Spark Operator was working fine, but suddenly it has stopped working and is giving the following error. There has been no change in kubernetes version or spark-operator version.
Exception in thread "kubernetes-dispatcher-0" java.util.concurrent.RejectedExecutionException: Task java.util.concurrent.ScheduledThreadPoolExecutor$ScheduledFutureTask@1ca8f413 rejected from java.util.concurrent.ScheduledThreadPoolExecutor@23fb84b3[Terminated, pool size = 0, active threads = 0, queued tasks = 0, completed tasks = 0]

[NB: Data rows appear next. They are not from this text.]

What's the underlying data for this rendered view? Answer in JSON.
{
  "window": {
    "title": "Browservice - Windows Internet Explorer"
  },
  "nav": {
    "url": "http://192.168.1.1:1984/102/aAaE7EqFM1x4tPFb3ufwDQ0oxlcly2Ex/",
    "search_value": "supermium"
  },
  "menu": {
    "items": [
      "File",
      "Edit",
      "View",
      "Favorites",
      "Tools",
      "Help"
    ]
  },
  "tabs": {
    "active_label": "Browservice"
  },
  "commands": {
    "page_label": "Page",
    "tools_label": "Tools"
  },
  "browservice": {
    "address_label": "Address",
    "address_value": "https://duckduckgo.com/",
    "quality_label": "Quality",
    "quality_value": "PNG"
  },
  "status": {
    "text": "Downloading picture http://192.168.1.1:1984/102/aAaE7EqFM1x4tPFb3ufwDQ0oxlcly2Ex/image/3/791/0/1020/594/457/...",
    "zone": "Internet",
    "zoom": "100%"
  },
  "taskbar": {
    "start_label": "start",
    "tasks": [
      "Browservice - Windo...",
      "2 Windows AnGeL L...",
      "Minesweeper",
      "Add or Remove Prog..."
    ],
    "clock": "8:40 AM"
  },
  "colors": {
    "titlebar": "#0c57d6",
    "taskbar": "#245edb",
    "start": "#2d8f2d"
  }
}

at java.util.concurrent.ThreadPoolExecutor$AbortPolicy.rejectedExecution(ThreadPoolExecutor.java:2063)
at java.util.concurrent.ThreadPoolExecutor.reject(ThreadPoolExecutor.java:830)
at java.util.concurrent.ScheduledThreadPoolExecutor.delayedExecute(ScheduledThreadPoolExecutor.java:326)
at java.util.concurrent.ScheduledThreadPoolExecutor.schedule(ScheduledThreadPoolExecutor.java:533)
at java.util.concurrent.ScheduledThreadPoolExecutor.submit(ScheduledThreadPoolExecutor.java:632)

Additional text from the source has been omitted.